CHAPTER XIII.

FRANCIS NORTH.

We now come to one of the most contemptible of men—Francis North, known by the title of Lord Keeper Guilford. He had not courage to commit great crimes; but—selfish, cunning, sneaking, and unprincipled—his only restraint was a regard to his own personal safety, and throughout his whole life he sought and obtained advancement by the meanest arts.

Our hero, although he himself ascribed his success to his poverty, was of noble birth. The founder of his family was Edward North, a serjeant at law, chancellor of the Augmentations, and created a baron by writ in the reign of Henry VIII. Dudley, the third baron, “having consumed the greatest part of his estate in the gallantries of King James’s court, or, rather, his son Prince Henry’s,” retired and spent the rest of his days at his seat in Cambridgeshire. When the civil war broke out, he sided with the Parliament, and on rare occasions coming to London, he is said to have sat on the trial of Laud, and to have voted for his death. Having reached extreme old age, he died in the year 1666.

Dudley, his heir, who, at the age of sixty-three, stood on the steps of the throne in the House of Lords as “the eldest son of a peer,” was a great traveller in his youth, and served with distinction in the Low Countries under Sir Francis Vere. Yet he never would put on his hat, nor sit down in the presence of his father, unless by the old peer’s express commands. Being returned to the Long Parliament for the county of Cambridge, he strenuously opposed the Court, and signed the Solemn League and Covenant; but, adhering to the Presbyterian party, he was turned out by Pride’s purge, and lived in retirement till the Restoration. He married Anne, one of the daughters and coheirs of Sir Charles Montagu, brother of the Earl of Manchester, by whom he had a very numerous family.

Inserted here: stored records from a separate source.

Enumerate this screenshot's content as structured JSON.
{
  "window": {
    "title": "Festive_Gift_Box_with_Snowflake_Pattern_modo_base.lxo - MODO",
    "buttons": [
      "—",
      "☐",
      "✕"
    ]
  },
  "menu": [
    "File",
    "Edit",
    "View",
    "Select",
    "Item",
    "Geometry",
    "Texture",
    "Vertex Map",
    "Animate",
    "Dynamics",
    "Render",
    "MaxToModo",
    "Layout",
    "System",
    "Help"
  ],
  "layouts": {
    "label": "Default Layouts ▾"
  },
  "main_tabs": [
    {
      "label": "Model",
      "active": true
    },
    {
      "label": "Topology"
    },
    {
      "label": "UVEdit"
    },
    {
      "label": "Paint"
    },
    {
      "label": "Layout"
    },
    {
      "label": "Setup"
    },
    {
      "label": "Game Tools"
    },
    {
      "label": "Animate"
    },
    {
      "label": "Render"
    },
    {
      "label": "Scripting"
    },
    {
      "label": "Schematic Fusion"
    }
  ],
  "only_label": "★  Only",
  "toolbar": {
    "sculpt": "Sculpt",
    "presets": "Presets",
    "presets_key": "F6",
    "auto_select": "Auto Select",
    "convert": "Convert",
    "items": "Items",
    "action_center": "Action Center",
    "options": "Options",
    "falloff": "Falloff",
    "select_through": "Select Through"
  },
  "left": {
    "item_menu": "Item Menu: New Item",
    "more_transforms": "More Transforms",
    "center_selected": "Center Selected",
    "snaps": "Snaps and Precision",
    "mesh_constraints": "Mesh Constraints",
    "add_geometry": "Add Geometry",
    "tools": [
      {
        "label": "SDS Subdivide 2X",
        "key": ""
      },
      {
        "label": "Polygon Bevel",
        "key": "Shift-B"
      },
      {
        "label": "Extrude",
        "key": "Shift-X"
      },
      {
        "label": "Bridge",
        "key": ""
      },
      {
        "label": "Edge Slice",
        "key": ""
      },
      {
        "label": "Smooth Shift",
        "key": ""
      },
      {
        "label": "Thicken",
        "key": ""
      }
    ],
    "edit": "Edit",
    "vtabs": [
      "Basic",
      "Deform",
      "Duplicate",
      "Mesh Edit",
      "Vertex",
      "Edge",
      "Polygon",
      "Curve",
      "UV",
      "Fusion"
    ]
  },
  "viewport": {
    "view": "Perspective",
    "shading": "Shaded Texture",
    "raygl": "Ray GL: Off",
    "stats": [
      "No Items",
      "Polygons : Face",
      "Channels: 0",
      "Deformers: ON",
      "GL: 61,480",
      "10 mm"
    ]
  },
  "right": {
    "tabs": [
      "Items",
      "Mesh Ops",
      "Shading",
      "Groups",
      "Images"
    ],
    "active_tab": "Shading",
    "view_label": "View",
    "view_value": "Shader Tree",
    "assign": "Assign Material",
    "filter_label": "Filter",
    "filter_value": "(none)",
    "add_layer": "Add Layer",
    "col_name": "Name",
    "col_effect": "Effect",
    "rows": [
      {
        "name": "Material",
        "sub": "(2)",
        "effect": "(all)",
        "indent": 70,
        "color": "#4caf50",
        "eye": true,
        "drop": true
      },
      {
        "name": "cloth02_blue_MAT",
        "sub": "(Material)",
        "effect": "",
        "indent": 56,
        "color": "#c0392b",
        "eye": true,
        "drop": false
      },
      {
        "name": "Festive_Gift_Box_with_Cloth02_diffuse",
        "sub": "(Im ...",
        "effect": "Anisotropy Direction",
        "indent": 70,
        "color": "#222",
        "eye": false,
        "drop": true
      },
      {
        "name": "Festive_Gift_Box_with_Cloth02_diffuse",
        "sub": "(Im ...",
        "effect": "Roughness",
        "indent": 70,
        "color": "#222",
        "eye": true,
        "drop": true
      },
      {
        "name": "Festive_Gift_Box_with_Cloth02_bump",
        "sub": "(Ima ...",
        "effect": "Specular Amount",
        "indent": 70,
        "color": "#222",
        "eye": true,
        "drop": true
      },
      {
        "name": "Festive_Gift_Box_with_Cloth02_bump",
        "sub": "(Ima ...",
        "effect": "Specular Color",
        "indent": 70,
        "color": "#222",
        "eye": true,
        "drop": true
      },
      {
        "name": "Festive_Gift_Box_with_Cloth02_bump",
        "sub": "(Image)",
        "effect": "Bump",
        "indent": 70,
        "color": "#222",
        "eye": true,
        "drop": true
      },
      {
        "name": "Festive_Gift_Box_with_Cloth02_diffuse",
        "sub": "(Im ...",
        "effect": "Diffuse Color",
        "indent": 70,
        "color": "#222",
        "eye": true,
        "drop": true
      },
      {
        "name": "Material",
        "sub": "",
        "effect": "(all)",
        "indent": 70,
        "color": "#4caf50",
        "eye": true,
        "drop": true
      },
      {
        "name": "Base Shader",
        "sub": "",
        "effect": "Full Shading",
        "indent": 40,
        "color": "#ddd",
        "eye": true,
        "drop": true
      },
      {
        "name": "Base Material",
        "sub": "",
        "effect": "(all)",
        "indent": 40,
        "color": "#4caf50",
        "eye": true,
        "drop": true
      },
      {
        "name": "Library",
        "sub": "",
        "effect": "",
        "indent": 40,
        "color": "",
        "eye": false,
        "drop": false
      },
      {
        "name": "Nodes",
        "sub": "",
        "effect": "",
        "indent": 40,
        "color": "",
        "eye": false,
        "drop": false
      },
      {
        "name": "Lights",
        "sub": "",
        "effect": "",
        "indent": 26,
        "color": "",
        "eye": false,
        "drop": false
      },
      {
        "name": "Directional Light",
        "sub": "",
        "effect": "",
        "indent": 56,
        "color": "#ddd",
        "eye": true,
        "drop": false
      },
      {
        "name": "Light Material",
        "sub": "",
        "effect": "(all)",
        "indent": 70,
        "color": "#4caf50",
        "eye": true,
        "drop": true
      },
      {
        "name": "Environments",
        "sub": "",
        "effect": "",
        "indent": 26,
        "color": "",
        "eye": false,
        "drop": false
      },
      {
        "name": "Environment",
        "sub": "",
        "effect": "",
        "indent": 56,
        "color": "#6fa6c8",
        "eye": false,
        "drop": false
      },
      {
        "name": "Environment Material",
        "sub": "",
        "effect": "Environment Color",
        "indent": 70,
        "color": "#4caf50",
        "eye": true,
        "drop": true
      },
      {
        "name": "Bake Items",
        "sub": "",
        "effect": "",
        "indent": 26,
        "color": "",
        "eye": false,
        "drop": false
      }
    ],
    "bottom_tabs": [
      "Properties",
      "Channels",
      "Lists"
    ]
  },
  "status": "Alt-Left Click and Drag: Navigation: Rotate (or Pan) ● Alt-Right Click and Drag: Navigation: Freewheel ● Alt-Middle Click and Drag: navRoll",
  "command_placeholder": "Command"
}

The subject of this memoir was their second son, and was born on the 22d of October, 1637. Though he turned out such a zealous royalist and high churchman, his early training began among republicans and fanatics. As soon as he left the nursery, he was sent to a preparatory school at Isleworth, the master of which was a rigid Presbyterian. His wife was a furious Independent, and she ruled the household. “She used to instruct her babes in the gift of praying by the Spirit, and all the scholars were made to kneel by a bedside and pray; but this petit spark was too small for that posture, and was set upon a bed to kneel, with his face to a pillow.”

His family becoming disgusted with the extravagance of the ruling powers, and beginning to look to royalty as the only cure for the evils the nation was suffering, he was removed from Isleworth, and put to a grammar school at Bury St. Edmunds, under a cavalier master.

In 1653, he was admitted a fellow commoner at St. John’s College, Cambridge. He is said to have remained there two or three years, applying diligently to the studies of the place; but he seems to have devoted much of his time to the bass-viol, and he left the university without a degree.

He was then transferred to the Middle Temple. His father bought him a very small set of chambers, in which he shut himself up, and dedicated himself to the study of the law. He early learned and often repeated this saying of the citizens to their apprentices, “Keep your shop, and your shop will keep you.” He did not frequent riding schools, or dancing schools, or playhouses, or gaming houses—so dangerous to youth at the Inns of Court. Though he could “make one at gammon, gleek, piquet, or even the merry-main, he had ever a notable regard to his purse to keep that from oversetting, like a vessel at sea that hath too much sail and too little ballast.”

While a student, he paid frequent and long visits to his grandfather, who seems to have become a most singularly tyrannical and capricious old man. Frank exerted himself to the utmost to comply with all his humors, being allowed by him £20 a year. He was always industrious during these visits, though he could not altogether avoid bowling, fishing, hunting, visiting, and billiards; he spent the greater part of his time in reading and commonplacing the law books brought down to him by the carrier.